Pour ne rien arranger, le personnel hospitalier est à bout…
C’est vrai. Celui des soins intensifs et de la première ligne de soins en particulier. Le problème n’est pas propre au covid. Chaque hiver, au pic de la grippe saisonnière, les soignants sont rapidement dans le rouge à cause de ce flux tendu dont nous avons parlé. Je citerais également l’hyper-spécialisation hospitalière, qui rend le système peu flexible en réduisant les échanges entre les différents services. Dès lors, la charge pèse toujours sur les mêmes.

Une surcharge qui se traduit par l’explosion du nombre d’heures supplémentaires, par exemple…
Ce qui met les gens à genoux, c’est l’imprévisibilité des jours et des nuits de mobilisation. Du coup, les soignantes et soignants, dont beaucoup ont une famille, n’ont plus le temps de repos suffisant.

Malgré tout, il semble que se profile l’obligation pour certains établissements de trier les patients qui seront soignés ou pas. Une honte, non?
A mon avis, trier n’est pas le bon terme, et cette façon triviale de présenter les choses biaise la réalité. Cette crise rend plus aigus les dilemmes éthiques liés aux limites de la médecine. Dans ce sens, l’écoute et la transparence sont centrales, car un malade ou des proches bien informés choisissent rarement l’acharnement thérapeutique. La pesée d’intérêts entre le traitement, l’âge, les antécédents du patient ainsi que ses chances de survie et les conditions de cette survie se fait au quotidien depuis longtemps, cela quelle que soit la pathologie. Comme les transferts de patients d’un hôpital à l’autre, d’ailleurs, y compris en hélicoptère…

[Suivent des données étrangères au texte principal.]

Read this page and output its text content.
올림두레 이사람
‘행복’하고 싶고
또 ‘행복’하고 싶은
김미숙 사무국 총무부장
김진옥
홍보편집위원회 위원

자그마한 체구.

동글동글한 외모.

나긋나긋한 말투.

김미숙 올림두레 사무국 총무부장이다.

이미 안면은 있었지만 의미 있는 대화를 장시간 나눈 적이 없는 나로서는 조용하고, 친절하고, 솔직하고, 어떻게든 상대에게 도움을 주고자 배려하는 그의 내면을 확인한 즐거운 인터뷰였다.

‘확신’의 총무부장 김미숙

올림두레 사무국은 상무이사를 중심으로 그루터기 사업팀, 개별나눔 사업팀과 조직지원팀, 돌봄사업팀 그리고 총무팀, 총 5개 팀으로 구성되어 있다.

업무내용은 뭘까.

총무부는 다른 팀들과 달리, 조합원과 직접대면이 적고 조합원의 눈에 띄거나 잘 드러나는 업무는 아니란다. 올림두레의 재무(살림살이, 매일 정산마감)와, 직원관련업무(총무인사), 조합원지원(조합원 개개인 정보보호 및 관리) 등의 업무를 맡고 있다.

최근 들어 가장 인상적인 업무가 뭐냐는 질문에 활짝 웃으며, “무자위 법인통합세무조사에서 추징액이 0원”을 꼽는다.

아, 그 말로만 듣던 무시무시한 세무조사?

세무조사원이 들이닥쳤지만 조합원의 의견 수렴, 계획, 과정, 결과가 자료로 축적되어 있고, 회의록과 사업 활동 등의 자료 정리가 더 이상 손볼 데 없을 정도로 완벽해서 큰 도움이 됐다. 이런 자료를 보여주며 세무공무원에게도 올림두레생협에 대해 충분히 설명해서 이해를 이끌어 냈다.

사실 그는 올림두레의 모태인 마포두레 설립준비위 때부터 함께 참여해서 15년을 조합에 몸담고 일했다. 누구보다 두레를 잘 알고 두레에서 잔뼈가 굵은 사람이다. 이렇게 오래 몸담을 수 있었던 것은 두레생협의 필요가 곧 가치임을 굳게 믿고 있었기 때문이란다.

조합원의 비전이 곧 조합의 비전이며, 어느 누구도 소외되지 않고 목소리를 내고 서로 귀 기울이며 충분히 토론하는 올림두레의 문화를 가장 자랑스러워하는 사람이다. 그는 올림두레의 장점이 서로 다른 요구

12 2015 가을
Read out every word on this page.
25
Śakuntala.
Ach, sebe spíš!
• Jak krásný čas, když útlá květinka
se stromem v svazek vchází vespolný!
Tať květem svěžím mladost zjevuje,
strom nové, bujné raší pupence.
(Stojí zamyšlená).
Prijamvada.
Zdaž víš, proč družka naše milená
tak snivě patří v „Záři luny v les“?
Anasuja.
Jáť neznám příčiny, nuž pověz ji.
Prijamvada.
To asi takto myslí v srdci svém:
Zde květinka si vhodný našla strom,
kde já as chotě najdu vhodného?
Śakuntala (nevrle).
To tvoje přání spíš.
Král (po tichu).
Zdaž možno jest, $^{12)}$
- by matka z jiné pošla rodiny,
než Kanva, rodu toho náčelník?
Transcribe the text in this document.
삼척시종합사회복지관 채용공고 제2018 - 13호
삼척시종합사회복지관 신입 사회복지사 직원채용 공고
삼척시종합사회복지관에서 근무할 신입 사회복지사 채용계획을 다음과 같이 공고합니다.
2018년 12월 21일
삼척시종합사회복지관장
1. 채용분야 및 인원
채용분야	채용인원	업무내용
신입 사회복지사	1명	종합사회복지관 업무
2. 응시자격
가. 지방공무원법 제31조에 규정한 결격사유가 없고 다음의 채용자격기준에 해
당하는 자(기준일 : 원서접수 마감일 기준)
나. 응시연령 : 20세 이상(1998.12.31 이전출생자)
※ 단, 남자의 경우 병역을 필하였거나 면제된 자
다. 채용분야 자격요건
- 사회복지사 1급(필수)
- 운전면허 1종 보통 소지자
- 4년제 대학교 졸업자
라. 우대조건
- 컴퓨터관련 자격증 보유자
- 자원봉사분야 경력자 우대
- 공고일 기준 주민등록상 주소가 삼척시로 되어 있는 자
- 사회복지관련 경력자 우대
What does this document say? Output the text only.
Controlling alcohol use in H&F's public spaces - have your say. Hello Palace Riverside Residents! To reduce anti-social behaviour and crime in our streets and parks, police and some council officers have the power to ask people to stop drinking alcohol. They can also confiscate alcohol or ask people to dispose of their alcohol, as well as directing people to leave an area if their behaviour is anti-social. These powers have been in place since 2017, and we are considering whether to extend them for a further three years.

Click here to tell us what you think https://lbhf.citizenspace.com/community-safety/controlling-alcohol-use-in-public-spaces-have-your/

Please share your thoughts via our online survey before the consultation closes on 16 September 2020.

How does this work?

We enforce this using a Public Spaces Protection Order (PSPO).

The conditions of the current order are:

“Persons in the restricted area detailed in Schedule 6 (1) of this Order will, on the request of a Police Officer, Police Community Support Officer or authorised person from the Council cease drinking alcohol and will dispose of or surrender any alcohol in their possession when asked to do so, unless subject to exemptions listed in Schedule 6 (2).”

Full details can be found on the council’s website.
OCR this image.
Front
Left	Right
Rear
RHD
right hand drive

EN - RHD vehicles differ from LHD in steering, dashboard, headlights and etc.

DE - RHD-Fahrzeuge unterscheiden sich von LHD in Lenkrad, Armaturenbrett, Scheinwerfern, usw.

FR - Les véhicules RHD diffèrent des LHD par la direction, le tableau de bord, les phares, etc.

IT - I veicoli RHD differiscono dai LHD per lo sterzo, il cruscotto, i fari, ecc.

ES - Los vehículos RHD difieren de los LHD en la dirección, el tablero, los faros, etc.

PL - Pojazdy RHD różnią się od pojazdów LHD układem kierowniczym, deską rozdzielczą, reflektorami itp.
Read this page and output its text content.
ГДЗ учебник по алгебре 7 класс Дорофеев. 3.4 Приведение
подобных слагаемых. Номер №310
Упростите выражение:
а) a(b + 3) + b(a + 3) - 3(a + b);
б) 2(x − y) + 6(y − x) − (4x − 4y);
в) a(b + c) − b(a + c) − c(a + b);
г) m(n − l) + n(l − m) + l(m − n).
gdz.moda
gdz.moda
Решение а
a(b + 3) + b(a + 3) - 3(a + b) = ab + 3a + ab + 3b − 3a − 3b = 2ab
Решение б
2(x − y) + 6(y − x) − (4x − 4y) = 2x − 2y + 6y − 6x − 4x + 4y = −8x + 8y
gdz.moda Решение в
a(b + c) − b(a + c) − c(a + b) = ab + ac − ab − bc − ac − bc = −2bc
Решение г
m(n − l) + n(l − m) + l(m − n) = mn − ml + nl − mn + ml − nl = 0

Lors de notre dernier entretien, en mai, vous étiez plutôt critique par rapport à la manière dont était gérée la crise. Cinq mois plus tard, les mesures imposées pour tenter d’infléchir la courbe des contaminations sont-elles plus convaincantes à vos yeux?
Nos autorités ont une tâche difficile et font beaucoup de choses justes, mais la stratégie globale continue de passer par la pression sur le comportement de la population. Au printemps, on pouvait justifier les restrictions en invoquant le principe de précaution. Depuis, on voit que les confinements n’offrent que des répits de courte durée pour des dégâts immenses. Quant à la généralisation du masque, force est de constater que ses effets sont médiocres.

Vous y allez fort…
Pour imposer le masque tout le jour à un enfant ou le rendre obligatoire en ville, il faudrait des preuves d’efficacité qui manquent cruellement. Idem quand on met en deux jours des dizaines de milliers de personnes au chômage. A chaque dégradation de la situation, il n’est pas indispensable de fermer quelque chose et de sermonner les gens. Après huit mois de pandémie, quand un hôpital n’a pas reçu les moyens de renforcer rapidement ses soins intensifs, on n’est pas obligé d’engueuler ceux qui ont fait la bénichon ou organisent un barbecue. Ce virus est une épreuve, il est dangereux pour une partie de la population. Donc il faut être prudent et chacun sait ce qu’il doit faire. L’État peut encore mieux contrôler les concepts de sécurité dans le monde du travail et rappeler les consignes régulièrement. Mais cette maladie est contagieuse et même les plus vertueux peuvent l’attraper.

N’est-ce pas un peu ce qui se passe aujourd’hui?
Pour les mois qui viennent, il faudra un plan sanitaire puissant. On ne pourra plus se concentrer sur les restrictions d’activité, ou alors avec un autre accompagnement social. Quand nos experts – qui, eux, sont bien payés – continuent de pousser au lockdown, ils devraient proposer quelque chose pour les centaines de milliers de personnes, déjà mal payées, qui y perdront en moyenne au moins 1000 francs par mois. Aucune autorité ne devrait oser interdire le travail sans garantir un remplacement à 100% de ces revenus. Ou alors il ne faut pas venir nous parler de gestion solidaire de la crise. Seul le Conseil d’État vaudois a fait un pas dans ce sens. Tous les autres s’en foutent.

Comment faire pour bien faire, en somme?
Ce virus circulera plus ou moins vite, partout, encore longtemps. La réforme du système de soins, pour pouvoir bien soigner ceux qui en auront besoin, devrait aussi occuper les autorités et les médias.